Vigilance kicked in, and Fox started the mission with setting up his com channel frequencies. Falco's was already locked in, but Peppy Hare's borrowed transport ship was still yet to be linked with, as Fox didn't want any conversation being picked up by the Cornerian Defense Force on their way out.

"Alpha One, how are we doing?" Fox asked. His voice sounded calm and collected, but on the inside his feelings were far different. A younger and perkier voice responded.

"All systems are go, Delta One. We're okay here. You guys alright?" Monty Endico inquired.

"All systems A-okay. How about you, Falco?"

"I'm fine" Falco responded over the link. Fox cleared his throat to certify the others were listening, and began his instructions.

"Alpha One, I want you to commence scanning over the area. You've got more range on a ship that size. I want you to let me know about anything that comes up. Understood?"

"Affirmative, Delta One" Monty responded. Fox could hear the usage of computer consoles chiming in the hazy background of the com channel. While the trio of ships cruised unhurriedly through the empty airspace of Area Six, Fox's thoughts were with the Cornerian battle-cruiser they had left behind just before the jump. Had they had some kind of intelligence about the unauthorized mission, or had they just been lucky in suspecting a few ships sneaking to the edge of the system? He'd rather not think about it, but he knew that if he didn't, it could bite back later on.

"Fox."

Falco's tone was straight-forward and to the point. He'd seen something.

"Copy."

"One o'clock. Somebody's home."

Fox peered through the reinforced laser-proof glass of the cockpit shelter and low and behold, sitting just above Venom's atmosphere, was a silver gleam.

"I see it.
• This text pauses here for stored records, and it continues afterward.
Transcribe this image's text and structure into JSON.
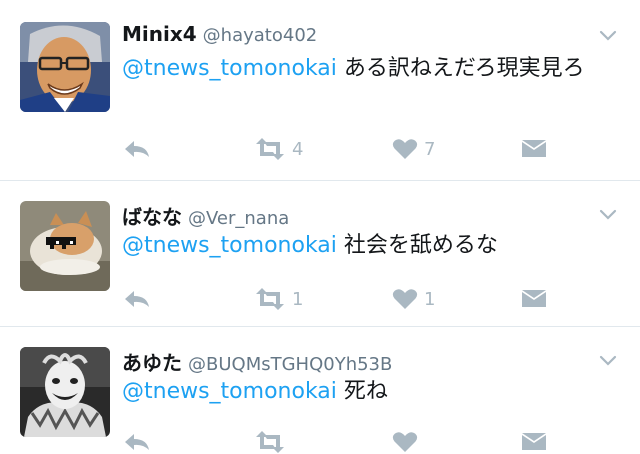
{
  "tweets": [
    {
      "name": "Minix4",
      "handle": "@hayato402",
      "mention": "@tnews_tomonokai",
      "body": " ある訳ねえだろ現実見ろ",
      "retweets": "4",
      "likes": "7",
      "avatar_icon": "grinning-man-glasses-avatar"
    },
    {
      "name": "ばなな",
      "handle": "@Ver_nana",
      "mention": "@tnews_tomonokai",
      "body": " 社会を舐めるな",
      "retweets": "1",
      "likes": "1",
      "avatar_icon": "cat-sunglasses-avatar"
    },
    {
      "name": "あゆた",
      "handle": "@BUQMsTGHQ0Yh53B",
      "mention": "@tnews_tomonokai",
      "body": " 死ね",
      "retweets": "",
      "likes": "",
      "avatar_icon": "clown-ruff-avatar"
    }
  ],
  "colors": {
    "link": "#1da1f2",
    "icon": "#aab8c2",
    "handle": "#657786"
  }
}
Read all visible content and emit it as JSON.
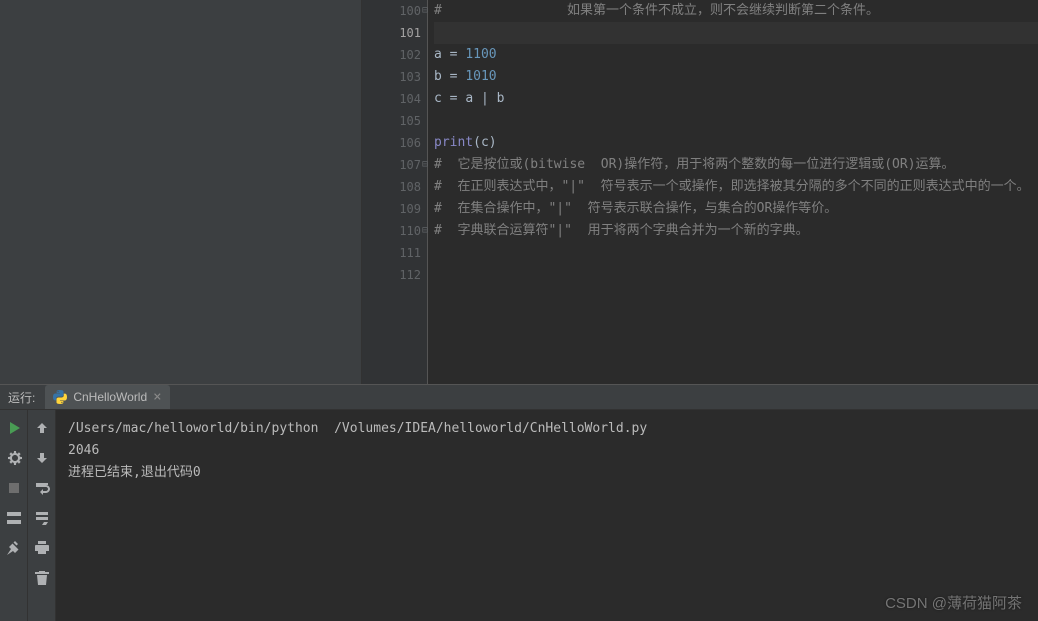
{
  "editor": {
    "lines": [
      {
        "num": "100",
        "active": false,
        "tokens": [
          {
            "cls": "tk-comment",
            "t": "#                如果第一个条件不成立，则不会继续判断第二个条件。"
          }
        ],
        "fold": true
      },
      {
        "num": "101",
        "active": true,
        "tokens": []
      },
      {
        "num": "102",
        "active": false,
        "tokens": [
          {
            "cls": "tk-var",
            "t": "a "
          },
          {
            "cls": "tk-op",
            "t": "= "
          },
          {
            "cls": "tk-number",
            "t": "1100"
          }
        ]
      },
      {
        "num": "103",
        "active": false,
        "tokens": [
          {
            "cls": "tk-var",
            "t": "b "
          },
          {
            "cls": "tk-op",
            "t": "= "
          },
          {
            "cls": "tk-number",
            "t": "1010"
          }
        ]
      },
      {
        "num": "104",
        "active": false,
        "tokens": [
          {
            "cls": "tk-var",
            "t": "c "
          },
          {
            "cls": "tk-op",
            "t": "= "
          },
          {
            "cls": "tk-var",
            "t": "a "
          },
          {
            "cls": "tk-op",
            "t": "| "
          },
          {
            "cls": "tk-var",
            "t": "b"
          }
        ]
      },
      {
        "num": "105",
        "active": false,
        "tokens": []
      },
      {
        "num": "106",
        "active": false,
        "tokens": [
          {
            "cls": "tk-func",
            "t": "print"
          },
          {
            "cls": "tk-paren",
            "t": "("
          },
          {
            "cls": "tk-var",
            "t": "c"
          },
          {
            "cls": "tk-paren",
            "t": ")"
          }
        ]
      },
      {
        "num": "107",
        "active": false,
        "tokens": [
          {
            "cls": "tk-comment",
            "t": "#  它是按位或(bitwise  OR)操作符，用于将两个整数的每一位进行逻辑或(OR)运算。"
          }
        ],
        "fold": true
      },
      {
        "num": "108",
        "active": false,
        "tokens": [
          {
            "cls": "tk-comment",
            "t": "#  在正则表达式中，\"|\"  符号表示一个或操作，即选择被其分隔的多个不同的正则表达式中的一个。"
          }
        ]
      },
      {
        "num": "109",
        "active": false,
        "tokens": [
          {
            "cls": "tk-comment",
            "t": "#  在集合操作中，\"|\"  符号表示联合操作，与集合的OR操作等价。"
          }
        ]
      },
      {
        "num": "110",
        "active": false,
        "tokens": [
          {
            "cls": "tk-comment",
            "t": "#  字典联合运算符\"|\"  用于将两个字典合并为一个新的字典。"
          }
        ],
        "fold": true
      },
      {
        "num": "111",
        "active": false,
        "tokens": []
      },
      {
        "num": "112",
        "active": false,
        "tokens": []
      }
    ]
  },
  "run": {
    "label": "运行:",
    "tab_name": "CnHelloWorld"
  },
  "console": {
    "lines": [
      "/Users/mac/helloworld/bin/python  /Volumes/IDEA/helloworld/CnHelloWorld.py",
      "2046",
      "",
      "进程已结束,退出代码0"
    ]
  },
  "watermark": "CSDN @薄荷猫阿茶"
}
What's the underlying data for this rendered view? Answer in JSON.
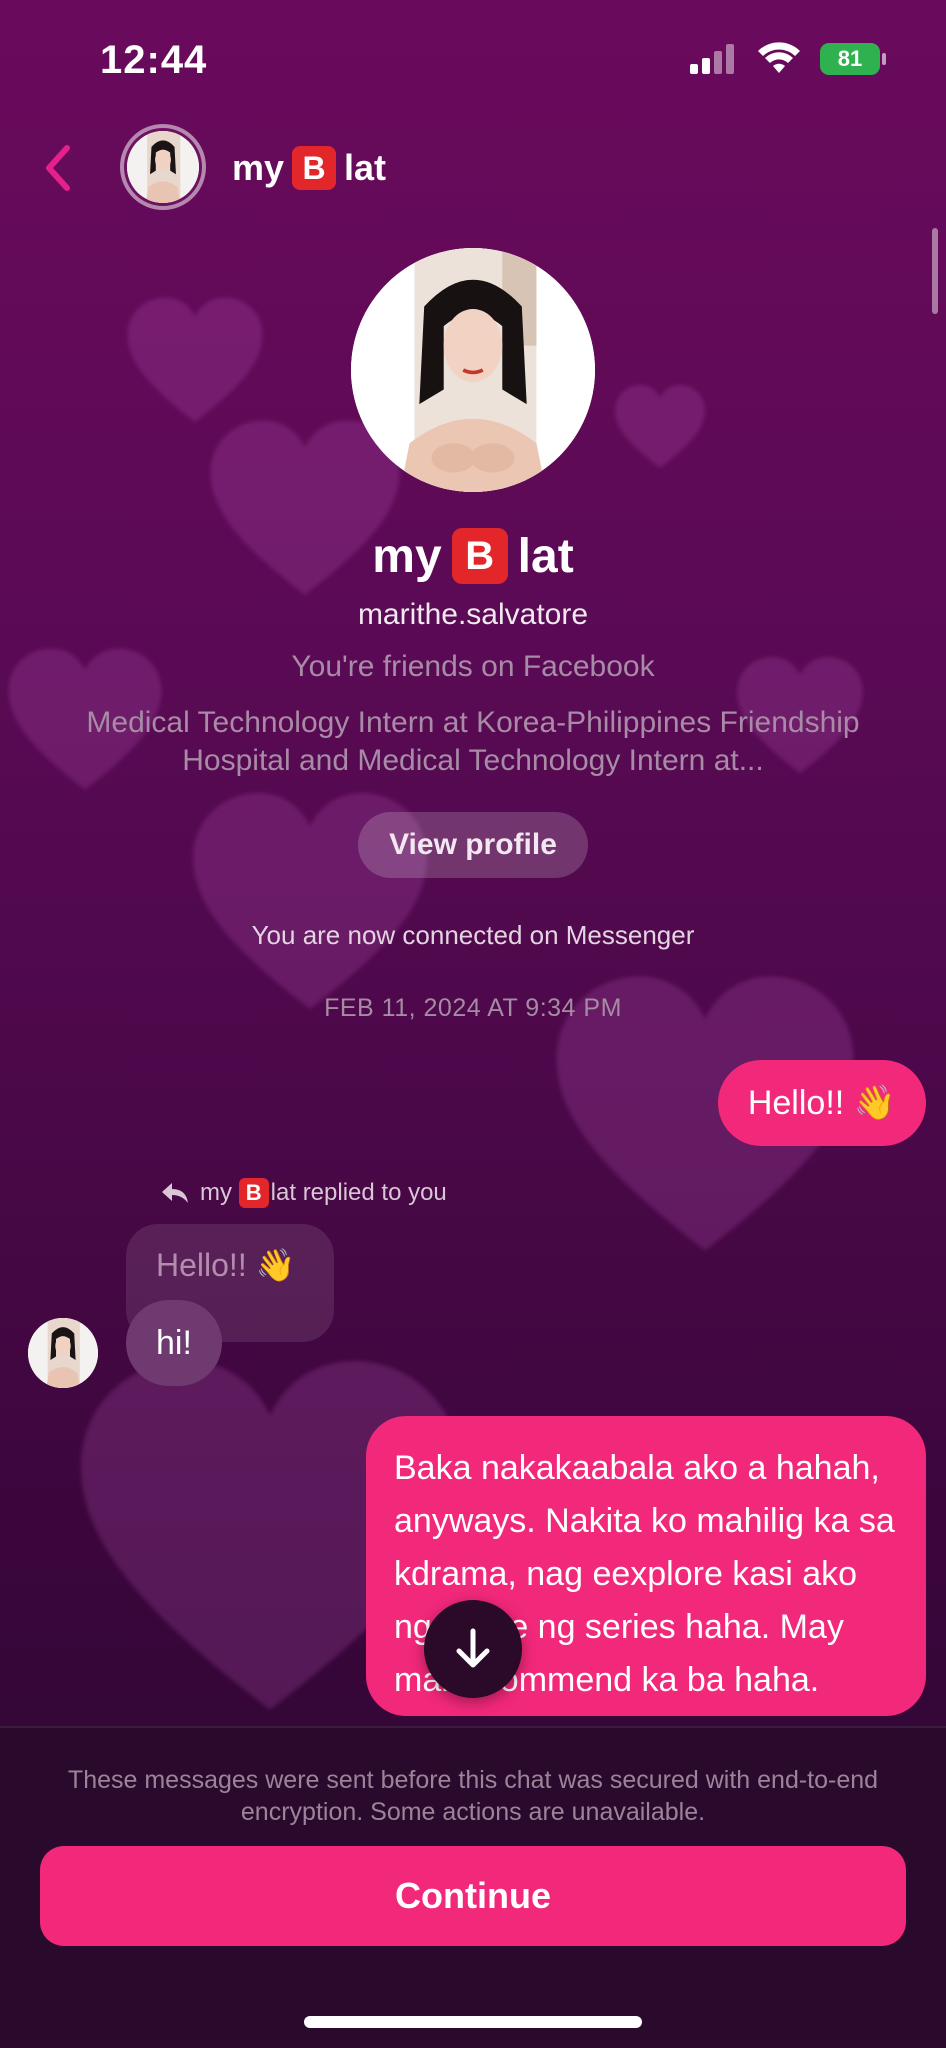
{
  "status_bar": {
    "time": "12:44",
    "battery": "81",
    "icons": [
      "cellular-signal-icon",
      "wifi-icon",
      "battery-charging-icon"
    ]
  },
  "header": {
    "name_prefix": "my",
    "name_emoji": "B",
    "name_suffix": "lat",
    "back_icon": "chevron-left-icon"
  },
  "profile": {
    "name_prefix": "my",
    "name_emoji": "B",
    "name_suffix": "lat",
    "username": "marithe.salvatore",
    "friends_text": "You're friends on Facebook",
    "work_text": "Medical Technology Intern at Korea-Philippines Friendship Hospital and Medical Technology Intern at...",
    "view_profile_label": "View profile",
    "connected_text": "You are now connected on Messenger"
  },
  "messages": {
    "timestamp": "FEB 11, 2024 AT 9:34 PM",
    "outgoing_hello": "Hello!! 👋",
    "reply_note_prefix": "my",
    "reply_note_emoji": "B",
    "reply_note_suffix": "lat replied to you",
    "quoted_text": "Hello!! 👋",
    "incoming_reply": "hi!",
    "outgoing_long": "Baka nakakaabala ako a hahah, anyways. Nakita ko mahilig ka sa kdrama, nag eexplore kasi ako ng genre ng series haha. May marrecommend ka ba haha."
  },
  "footer": {
    "encryption_note": "These messages were sent before this chat was secured with end-to-end encryption. Some actions are unavailable.",
    "continue_label": "Continue"
  },
  "colors": {
    "accent": "#f2287a",
    "background_top": "#6a0a5c",
    "background_bottom": "#2a0730",
    "incoming_bubble": "#6e3a6f",
    "emoji_red": "#e2262a"
  }
}
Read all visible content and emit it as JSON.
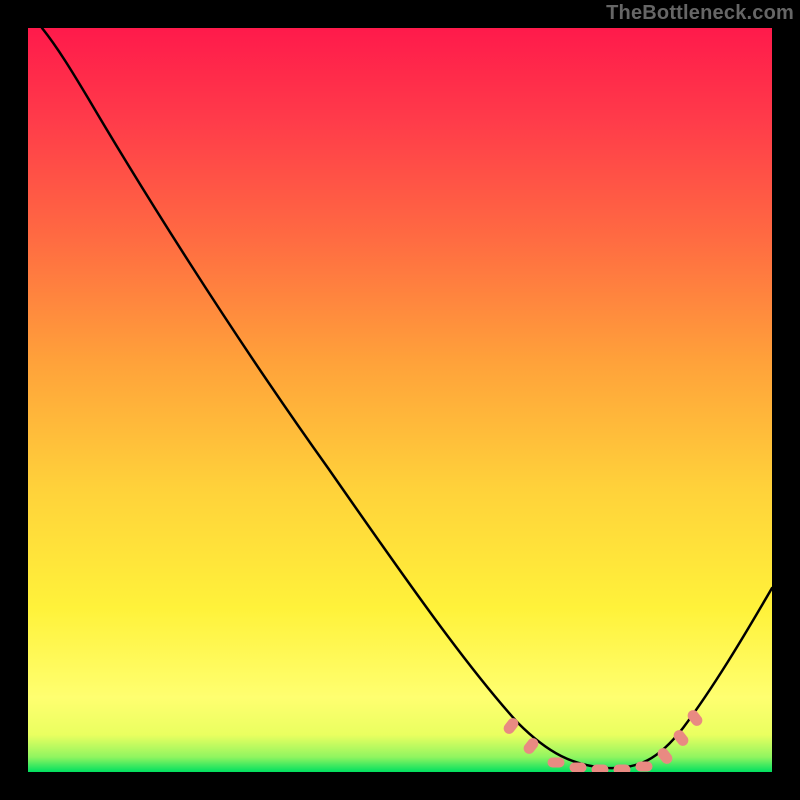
{
  "watermark": "TheBottleneck.com",
  "chart_data": {
    "type": "line",
    "title": "",
    "xlabel": "",
    "ylabel": "",
    "xlim": [
      0,
      100
    ],
    "ylim": [
      0,
      100
    ],
    "grid": false,
    "legend": false,
    "gradient_colors": {
      "top": "#ff1a4b",
      "mid1": "#ff7a3a",
      "mid2": "#ffe23a",
      "low": "#ffff6a",
      "bottom": "#00e060"
    },
    "series": [
      {
        "name": "curve",
        "stroke": "#000000",
        "x": [
          2,
          5,
          8,
          12,
          18,
          25,
          32,
          40,
          48,
          56,
          62,
          66,
          70,
          74,
          78,
          82,
          85,
          88,
          92,
          96,
          100
        ],
        "y": [
          100,
          98,
          95,
          91,
          84,
          75,
          66,
          56,
          46,
          36,
          28,
          22,
          15,
          9,
          5,
          3,
          3,
          6,
          12,
          20,
          29
        ]
      },
      {
        "name": "valley-markers",
        "stroke": "#e98a82",
        "marker_shape": "rounded-dash",
        "x": [
          65,
          68,
          71,
          73,
          75,
          77,
          79,
          82,
          85,
          86,
          87,
          88
        ],
        "y": [
          20,
          14,
          9,
          6,
          4,
          3,
          3,
          3,
          4,
          7,
          10,
          14
        ]
      }
    ],
    "annotations": []
  }
}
Monty, talk to me."

"Old military unit. Very small, orbits the planet, obviously. I'd say it's abandoned."

"Then why is my ship picking up external com frequencies?" Falco's rhetoric came. Fox glumly quivered his muzzle and took a breath.

_Here we go_.

"Falco, take the rear" Fox ordered. As he watched the _Sky Claw_ drop out of view, Fox applied some thrust to the sublight engines and stuck close to the transport as he swept past. The underside of his hull passed by the bridge of the transport and most probably caught the eye of the piloting Monty Endico. The Arwing II rocked back in front of the nose of the transport, and slowed down to a steady pace in which the others could keep up with. As the trio grew closer to the satellite hovering over Venom's skies, Fox could make out the shape of the object. It was a blocky structure, with a few beacon aerials extending out from different surfaces but nothing more. Fox looked down at his scanning interface sitting on the dash, and saw the same undulating green lines that Falco would have previously. It was a big signal, no doubt, but there was no activity to be found around the satellite. "Our route takes us past that... _thing_. I'm not wasting any time on making up ideas about what we've got on our hands here, let's go."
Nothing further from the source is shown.